Abstract

The majority of evidence supports the conclusion that IgG-dependent effectors respond to antibodies which have been polymerized artifically or by polyvalent antigens, but not to monomeric IgG antibodies. Effectors can distinguish polymerized IgG antibodies from monomeric IgG because they contain multiple receptor units and can interact multivalently with polymerized IgG. However, monomeric IgG is present at very high concns in plasma and interstitial fluids and will inhibit multivalent interactions in vivo between polymerized antibody and effectors. Such inhibition raises the question of how IgG-mediated effector responses could function in vivo.
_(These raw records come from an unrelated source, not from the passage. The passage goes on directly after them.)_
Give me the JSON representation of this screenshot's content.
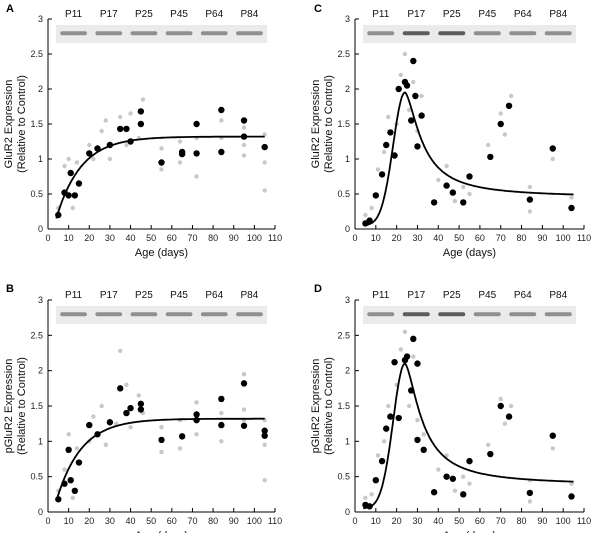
{
  "chart_data": [
    {
      "panel": "A",
      "type": "scatter",
      "xlabel": "Age (days)",
      "ylabel": [
        "GluR2 Expression",
        "(Relative to Control)"
      ],
      "xlim": [
        0,
        110
      ],
      "ylim": [
        0,
        3
      ],
      "xticks": [
        0,
        10,
        20,
        30,
        40,
        50,
        60,
        70,
        80,
        90,
        100,
        110
      ],
      "yticks": [
        0,
        0.5,
        1,
        1.5,
        2,
        2.5,
        3
      ],
      "blot_labels": [
        "P11",
        "P17",
        "P25",
        "P45",
        "P64",
        "P84"
      ],
      "curve_type": "saturating",
      "means": [
        [
          5,
          0.2
        ],
        [
          8,
          0.52
        ],
        [
          10,
          0.48
        ],
        [
          11,
          0.8
        ],
        [
          13,
          0.48
        ],
        [
          15,
          0.65
        ],
        [
          20,
          1.08
        ],
        [
          24,
          1.15
        ],
        [
          30,
          1.2
        ],
        [
          35,
          1.43
        ],
        [
          38,
          1.43
        ],
        [
          40,
          1.25
        ],
        [
          45,
          1.68
        ],
        [
          45,
          1.5
        ],
        [
          55,
          0.95
        ],
        [
          65,
          1.07
        ],
        [
          65,
          1.1
        ],
        [
          72,
          1.5
        ],
        [
          72,
          1.08
        ],
        [
          84,
          1.7
        ],
        [
          84,
          1.1
        ],
        [
          95,
          1.55
        ],
        [
          95,
          1.32
        ],
        [
          105,
          1.17
        ]
      ],
      "replicates": [
        [
          5,
          0.3
        ],
        [
          8,
          0.9
        ],
        [
          10,
          1.0
        ],
        [
          12,
          0.3
        ],
        [
          14,
          0.95
        ],
        [
          20,
          1.2
        ],
        [
          22,
          1.0
        ],
        [
          26,
          1.4
        ],
        [
          28,
          1.55
        ],
        [
          30,
          1.0
        ],
        [
          35,
          1.6
        ],
        [
          38,
          1.2
        ],
        [
          40,
          1.65
        ],
        [
          44,
          1.3
        ],
        [
          46,
          1.85
        ],
        [
          55,
          0.85
        ],
        [
          55,
          1.15
        ],
        [
          64,
          1.25
        ],
        [
          64,
          0.95
        ],
        [
          72,
          1.3
        ],
        [
          72,
          0.75
        ],
        [
          84,
          1.55
        ],
        [
          84,
          1.3
        ],
        [
          95,
          1.2
        ],
        [
          95,
          1.45
        ],
        [
          95,
          1.05
        ],
        [
          105,
          0.55
        ],
        [
          105,
          1.35
        ],
        [
          105,
          0.95
        ]
      ]
    },
    {
      "panel": "B",
      "type": "scatter",
      "xlabel": "Age (days)",
      "ylabel": [
        "pGluR2 Expression",
        "(Relative to Control)"
      ],
      "xlim": [
        0,
        110
      ],
      "ylim": [
        0,
        3
      ],
      "xticks": [
        0,
        10,
        20,
        30,
        40,
        50,
        60,
        70,
        80,
        90,
        100,
        110
      ],
      "yticks": [
        0,
        0.5,
        1,
        1.5,
        2,
        2.5,
        3
      ],
      "blot_labels": [
        "P11",
        "P17",
        "P25",
        "P45",
        "P64",
        "P84"
      ],
      "curve_type": "saturating",
      "means": [
        [
          5,
          0.18
        ],
        [
          8,
          0.4
        ],
        [
          10,
          0.88
        ],
        [
          11,
          0.45
        ],
        [
          13,
          0.3
        ],
        [
          15,
          0.7
        ],
        [
          20,
          1.23
        ],
        [
          24,
          1.1
        ],
        [
          30,
          1.27
        ],
        [
          35,
          1.75
        ],
        [
          38,
          1.4
        ],
        [
          40,
          1.47
        ],
        [
          45,
          1.53
        ],
        [
          45,
          1.45
        ],
        [
          55,
          1.02
        ],
        [
          65,
          1.07
        ],
        [
          72,
          1.38
        ],
        [
          72,
          1.3
        ],
        [
          84,
          1.6
        ],
        [
          84,
          1.23
        ],
        [
          95,
          1.82
        ],
        [
          95,
          1.22
        ],
        [
          105,
          1.15
        ],
        [
          105,
          1.08
        ]
      ],
      "replicates": [
        [
          5,
          0.3
        ],
        [
          8,
          0.6
        ],
        [
          10,
          1.1
        ],
        [
          12,
          0.2
        ],
        [
          14,
          0.9
        ],
        [
          20,
          1.0
        ],
        [
          22,
          1.35
        ],
        [
          26,
          1.5
        ],
        [
          28,
          0.95
        ],
        [
          33,
          1.25
        ],
        [
          35,
          2.28
        ],
        [
          38,
          1.8
        ],
        [
          40,
          1.2
        ],
        [
          44,
          1.65
        ],
        [
          46,
          1.4
        ],
        [
          55,
          0.85
        ],
        [
          55,
          1.2
        ],
        [
          64,
          1.3
        ],
        [
          64,
          0.9
        ],
        [
          72,
          1.55
        ],
        [
          72,
          1.1
        ],
        [
          84,
          1.4
        ],
        [
          84,
          1.0
        ],
        [
          95,
          1.95
        ],
        [
          95,
          1.45
        ],
        [
          95,
          1.3
        ],
        [
          105,
          0.45
        ],
        [
          105,
          1.3
        ],
        [
          105,
          0.95
        ]
      ]
    },
    {
      "panel": "C",
      "type": "scatter",
      "xlabel": "Age (days)",
      "ylabel": [
        "GluR2 Expression",
        "(Relative to Control)"
      ],
      "xlim": [
        0,
        110
      ],
      "ylim": [
        0,
        3
      ],
      "xticks": [
        0,
        10,
        20,
        30,
        40,
        50,
        60,
        70,
        80,
        90,
        100,
        110
      ],
      "yticks": [
        0,
        0.5,
        1,
        1.5,
        2,
        2.5,
        3
      ],
      "blot_labels": [
        "P11",
        "P17",
        "P25",
        "P45",
        "P64",
        "P84"
      ],
      "curve_type": "peak",
      "means": [
        [
          5,
          0.08
        ],
        [
          7,
          0.12
        ],
        [
          10,
          0.48
        ],
        [
          13,
          0.78
        ],
        [
          15,
          1.2
        ],
        [
          17,
          1.38
        ],
        [
          19,
          1.05
        ],
        [
          21,
          2.0
        ],
        [
          24,
          2.1
        ],
        [
          25,
          2.05
        ],
        [
          27,
          1.55
        ],
        [
          28,
          2.4
        ],
        [
          29,
          1.9
        ],
        [
          30,
          1.18
        ],
        [
          32,
          1.62
        ],
        [
          38,
          0.38
        ],
        [
          44,
          0.62
        ],
        [
          47,
          0.52
        ],
        [
          52,
          0.38
        ],
        [
          55,
          0.75
        ],
        [
          65,
          1.03
        ],
        [
          70,
          1.5
        ],
        [
          74,
          1.76
        ],
        [
          84,
          0.42
        ],
        [
          95,
          1.15
        ],
        [
          104,
          0.3
        ]
      ],
      "replicates": [
        [
          5,
          0.2
        ],
        [
          8,
          0.3
        ],
        [
          11,
          0.85
        ],
        [
          14,
          1.1
        ],
        [
          16,
          1.6
        ],
        [
          20,
          1.5
        ],
        [
          22,
          2.2
        ],
        [
          24,
          2.5
        ],
        [
          26,
          1.7
        ],
        [
          28,
          2.1
        ],
        [
          30,
          1.4
        ],
        [
          32,
          1.9
        ],
        [
          40,
          0.7
        ],
        [
          44,
          0.9
        ],
        [
          48,
          0.4
        ],
        [
          52,
          0.6
        ],
        [
          55,
          0.5
        ],
        [
          64,
          1.2
        ],
        [
          70,
          1.65
        ],
        [
          72,
          1.35
        ],
        [
          75,
          1.9
        ],
        [
          84,
          0.6
        ],
        [
          84,
          0.25
        ],
        [
          95,
          1.0
        ],
        [
          104,
          0.45
        ]
      ]
    },
    {
      "panel": "D",
      "type": "scatter",
      "xlabel": "Age (days)",
      "ylabel": [
        "pGluR2 Expression",
        "(Relative to Control)"
      ],
      "xlim": [
        0,
        110
      ],
      "ylim": [
        0,
        3
      ],
      "xticks": [
        0,
        10,
        20,
        30,
        40,
        50,
        60,
        70,
        80,
        90,
        100,
        110
      ],
      "yticks": [
        0,
        0.5,
        1,
        1.5,
        2,
        2.5,
        3
      ],
      "blot_labels": [
        "P11",
        "P17",
        "P25",
        "P45",
        "P64",
        "P84"
      ],
      "curve_type": "peak",
      "means": [
        [
          5,
          0.1
        ],
        [
          7,
          0.08
        ],
        [
          10,
          0.45
        ],
        [
          13,
          0.72
        ],
        [
          15,
          1.18
        ],
        [
          17,
          1.35
        ],
        [
          19,
          2.12
        ],
        [
          21,
          1.33
        ],
        [
          24,
          2.15
        ],
        [
          25,
          2.2
        ],
        [
          27,
          1.72
        ],
        [
          28,
          2.45
        ],
        [
          30,
          1.02
        ],
        [
          30,
          2.1
        ],
        [
          33,
          0.88
        ],
        [
          38,
          0.28
        ],
        [
          44,
          0.5
        ],
        [
          47,
          0.47
        ],
        [
          52,
          0.25
        ],
        [
          55,
          0.72
        ],
        [
          65,
          0.82
        ],
        [
          70,
          1.5
        ],
        [
          74,
          1.35
        ],
        [
          84,
          0.27
        ],
        [
          95,
          1.08
        ],
        [
          104,
          0.22
        ]
      ],
      "replicates": [
        [
          5,
          0.2
        ],
        [
          8,
          0.25
        ],
        [
          11,
          0.8
        ],
        [
          14,
          1.0
        ],
        [
          16,
          1.5
        ],
        [
          20,
          1.8
        ],
        [
          22,
          2.3
        ],
        [
          24,
          2.55
        ],
        [
          26,
          1.5
        ],
        [
          28,
          2.2
        ],
        [
          30,
          1.3
        ],
        [
          33,
          1.1
        ],
        [
          40,
          0.6
        ],
        [
          44,
          0.8
        ],
        [
          48,
          0.3
        ],
        [
          52,
          0.5
        ],
        [
          55,
          0.4
        ],
        [
          64,
          0.95
        ],
        [
          70,
          1.6
        ],
        [
          72,
          1.25
        ],
        [
          75,
          1.5
        ],
        [
          84,
          0.45
        ],
        [
          84,
          0.15
        ],
        [
          95,
          0.9
        ],
        [
          104,
          0.4
        ]
      ]
    }
  ],
  "colors": {
    "mean": "#000000",
    "replicate": "#c8c8c8",
    "curve": "#000000",
    "blot_bg": "#ebebeb",
    "band": "#444444"
  }
}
In this review we present a mathematical model which quantitatively predicts how polyvalent ligands interact multivalently with receptors in the presence of excess monovalent ligand. We then show that results from experiments in vitro using such diverse systems as the binding and endocytosis of immune complexes by macrophages, complement-mediated lysis of antibody-coated target cells, and ADCC can be explained qualitatively by the model. We conclude that monomeric IgG does not totally inhibit IgG-mediated effector functions but, rather, raises the threshold of antibody binding which is required to elicit a response. We then consider how non-immune IgG may serve as a homeostatic regulator of IgG-dependent responses, in vivo, perhaps for the purpose of inhibiting responses to low levels of cell-bound IgG autoantibodies.